I will try to make a detailed issue if the output is handy for me. I like the idea of returning a tree, sparser has some limitations that compliicates things when trying to nest nodes correctly (mixes global and local scopes on end tokens sometimes so is hard to nest recursively)

panoply commented 2 years ago

Prettify will return an almost identical structure as its using Sparser under the hood (but with various bug fixes and some improved handling across the board). Don't get to married to the naming convention of ParseTree the data structures are still identical.
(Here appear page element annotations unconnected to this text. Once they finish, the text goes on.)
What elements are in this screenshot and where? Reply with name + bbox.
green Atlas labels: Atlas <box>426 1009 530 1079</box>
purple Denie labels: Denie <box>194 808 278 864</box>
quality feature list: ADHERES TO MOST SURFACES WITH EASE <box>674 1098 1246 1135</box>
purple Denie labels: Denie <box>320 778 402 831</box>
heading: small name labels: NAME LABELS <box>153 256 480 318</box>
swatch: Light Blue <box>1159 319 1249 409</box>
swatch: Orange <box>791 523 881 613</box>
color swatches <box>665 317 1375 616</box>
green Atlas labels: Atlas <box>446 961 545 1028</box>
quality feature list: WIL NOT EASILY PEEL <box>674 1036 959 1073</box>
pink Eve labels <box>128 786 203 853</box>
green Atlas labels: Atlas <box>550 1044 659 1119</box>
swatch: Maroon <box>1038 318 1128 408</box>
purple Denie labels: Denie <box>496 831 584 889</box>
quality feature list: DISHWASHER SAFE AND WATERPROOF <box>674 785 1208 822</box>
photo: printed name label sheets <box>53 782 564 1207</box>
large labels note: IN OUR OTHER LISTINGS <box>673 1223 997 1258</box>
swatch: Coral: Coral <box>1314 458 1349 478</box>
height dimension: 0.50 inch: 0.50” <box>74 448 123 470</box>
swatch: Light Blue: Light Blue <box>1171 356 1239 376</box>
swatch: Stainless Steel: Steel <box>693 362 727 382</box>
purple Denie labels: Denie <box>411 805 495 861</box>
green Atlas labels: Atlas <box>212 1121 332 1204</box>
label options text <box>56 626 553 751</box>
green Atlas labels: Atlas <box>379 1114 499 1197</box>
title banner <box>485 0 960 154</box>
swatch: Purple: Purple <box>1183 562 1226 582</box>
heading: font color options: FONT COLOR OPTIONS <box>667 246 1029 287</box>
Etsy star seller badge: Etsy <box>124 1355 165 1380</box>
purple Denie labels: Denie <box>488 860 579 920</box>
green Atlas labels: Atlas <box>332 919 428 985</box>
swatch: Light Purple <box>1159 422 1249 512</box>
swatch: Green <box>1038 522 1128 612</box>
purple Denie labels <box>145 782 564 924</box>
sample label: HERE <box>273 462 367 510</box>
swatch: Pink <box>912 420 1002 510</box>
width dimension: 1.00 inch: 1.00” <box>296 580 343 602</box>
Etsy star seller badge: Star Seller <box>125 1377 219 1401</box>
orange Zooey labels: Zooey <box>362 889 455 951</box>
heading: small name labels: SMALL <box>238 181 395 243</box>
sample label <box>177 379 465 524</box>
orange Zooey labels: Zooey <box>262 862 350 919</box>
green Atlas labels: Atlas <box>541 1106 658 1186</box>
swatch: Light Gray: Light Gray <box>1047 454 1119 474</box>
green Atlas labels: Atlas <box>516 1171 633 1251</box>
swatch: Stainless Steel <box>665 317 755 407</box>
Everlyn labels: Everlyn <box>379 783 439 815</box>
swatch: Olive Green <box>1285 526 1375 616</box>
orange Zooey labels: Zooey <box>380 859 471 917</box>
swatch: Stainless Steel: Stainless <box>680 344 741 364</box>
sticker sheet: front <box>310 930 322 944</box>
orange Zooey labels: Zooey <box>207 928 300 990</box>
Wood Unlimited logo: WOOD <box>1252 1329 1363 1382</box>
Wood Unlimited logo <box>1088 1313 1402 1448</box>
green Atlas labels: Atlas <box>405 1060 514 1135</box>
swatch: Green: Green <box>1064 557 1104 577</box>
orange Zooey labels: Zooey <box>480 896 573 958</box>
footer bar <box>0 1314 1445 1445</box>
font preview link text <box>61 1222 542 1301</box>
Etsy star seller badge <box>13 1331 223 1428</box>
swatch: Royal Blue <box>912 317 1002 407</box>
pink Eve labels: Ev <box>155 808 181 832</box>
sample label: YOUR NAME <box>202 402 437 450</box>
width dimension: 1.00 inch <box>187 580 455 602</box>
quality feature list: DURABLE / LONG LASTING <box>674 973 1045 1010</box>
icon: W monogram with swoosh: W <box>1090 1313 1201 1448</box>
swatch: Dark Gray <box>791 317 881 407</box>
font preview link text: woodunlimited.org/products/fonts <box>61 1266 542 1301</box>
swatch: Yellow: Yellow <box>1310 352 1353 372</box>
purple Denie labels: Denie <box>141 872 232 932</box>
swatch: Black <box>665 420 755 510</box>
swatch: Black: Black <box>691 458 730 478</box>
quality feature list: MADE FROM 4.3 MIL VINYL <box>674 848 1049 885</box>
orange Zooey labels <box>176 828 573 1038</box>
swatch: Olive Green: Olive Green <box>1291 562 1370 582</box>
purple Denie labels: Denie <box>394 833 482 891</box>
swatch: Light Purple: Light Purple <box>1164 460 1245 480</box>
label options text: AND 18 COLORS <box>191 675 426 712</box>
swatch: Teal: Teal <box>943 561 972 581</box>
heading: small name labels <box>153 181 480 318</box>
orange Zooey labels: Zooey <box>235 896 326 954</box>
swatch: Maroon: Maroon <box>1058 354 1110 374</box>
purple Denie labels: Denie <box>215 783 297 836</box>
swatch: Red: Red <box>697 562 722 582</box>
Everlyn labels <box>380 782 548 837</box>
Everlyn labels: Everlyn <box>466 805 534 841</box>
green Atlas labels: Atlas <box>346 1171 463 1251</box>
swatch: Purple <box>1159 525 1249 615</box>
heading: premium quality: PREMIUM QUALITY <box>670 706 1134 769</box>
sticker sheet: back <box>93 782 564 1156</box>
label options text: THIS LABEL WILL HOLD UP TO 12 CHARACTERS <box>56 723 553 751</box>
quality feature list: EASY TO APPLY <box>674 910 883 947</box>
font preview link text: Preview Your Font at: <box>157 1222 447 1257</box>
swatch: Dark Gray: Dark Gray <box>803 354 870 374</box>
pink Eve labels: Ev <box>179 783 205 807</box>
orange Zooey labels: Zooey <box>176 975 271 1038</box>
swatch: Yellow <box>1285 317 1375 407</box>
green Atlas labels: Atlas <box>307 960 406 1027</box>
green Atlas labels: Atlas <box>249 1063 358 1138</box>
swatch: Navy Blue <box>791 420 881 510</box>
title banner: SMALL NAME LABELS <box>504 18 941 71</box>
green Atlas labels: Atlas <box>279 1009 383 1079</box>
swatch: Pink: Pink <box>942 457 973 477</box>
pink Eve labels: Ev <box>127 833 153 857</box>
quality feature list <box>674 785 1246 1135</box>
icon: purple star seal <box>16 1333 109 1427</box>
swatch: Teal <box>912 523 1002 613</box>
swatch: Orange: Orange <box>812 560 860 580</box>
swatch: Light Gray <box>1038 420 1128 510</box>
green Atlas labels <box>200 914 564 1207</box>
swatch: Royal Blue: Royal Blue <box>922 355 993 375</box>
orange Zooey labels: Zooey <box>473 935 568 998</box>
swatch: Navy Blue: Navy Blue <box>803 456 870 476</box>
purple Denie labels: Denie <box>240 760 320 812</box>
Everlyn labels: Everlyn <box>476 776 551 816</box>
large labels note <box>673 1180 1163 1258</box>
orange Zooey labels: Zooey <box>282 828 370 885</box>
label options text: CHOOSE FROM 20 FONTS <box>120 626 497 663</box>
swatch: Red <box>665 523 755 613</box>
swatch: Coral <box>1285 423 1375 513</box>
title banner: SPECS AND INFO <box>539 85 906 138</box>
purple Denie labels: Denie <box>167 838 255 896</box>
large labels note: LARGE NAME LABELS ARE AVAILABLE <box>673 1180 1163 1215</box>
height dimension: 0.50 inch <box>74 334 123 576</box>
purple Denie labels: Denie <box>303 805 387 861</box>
Here is the structure returned in the code sample:

{
  begin: [
    -1, -1, 1, 1, 3,  3,  5,
     5,  5, 8, 8, 8, 11, 11,
    11, 11, 8, 5, 3
  ],
  ender: [
    -1, -1, -1, -1, -1, 17, 17,
    17, 16, 16, 16, 15, 15, 15,
    15, 15, 16, 17, -1
  ],
  lexer: [
    'script', 'script', 'script',
    'script', 'script', 'script',
    'script', 'script', 'script',
    'script', 'script', 'script',
    'script', 'script', 'script',
    'script', 'script', 'script',
    'script'
  ],
  lines: [
    0, 0, 0, 0, 0, 1, 0,
    0, 1, 2, 0, 1, 2, 0,
    1, 2, 2, 2, 0
  ],
  stack: [
    'global', 'global', 'method',
    'method', 'method', 'method',
    'object', 'object', 'object',
    'object', 'object', 'object',
    'object', 'object', 'object',
    'object', 'object', 'object',
    'method'
  ],
  token: [
    'jsonToObj',
    '(',
    'replaceAll',
    '(',
    "'\n",
    '{',
    '"hello"',
    ':',
    '{',
    '"FOO"',
    ':',
    '{',
    '"world"',
    ':',
    '1234',
    '}',
    '}',
    '}',
    `',"FOO",cache.foo));\n`
  ],
  types: [
    'word',   'start',    'word',
    'start',  'string',   'start',
    'string', 'operator', 'start',
    'string', 'operator', 'start',
    'string', 'operator', 'number',
    'end',    'end',      'end',
    'string'
  ]
}

The defect occurs at the '," character walk which occurs because Sparser assumes an unterminated string, likely because a newline character proceeds the initial single quotation character. The problem here is that sparser is behaving correctly, because newlines cannot be contained in JavaScript quotation characters, any parser will fail on it. For example, see this flems

I could introduce a rule for this, but I'd personally rather not allow invalid syntax pass through.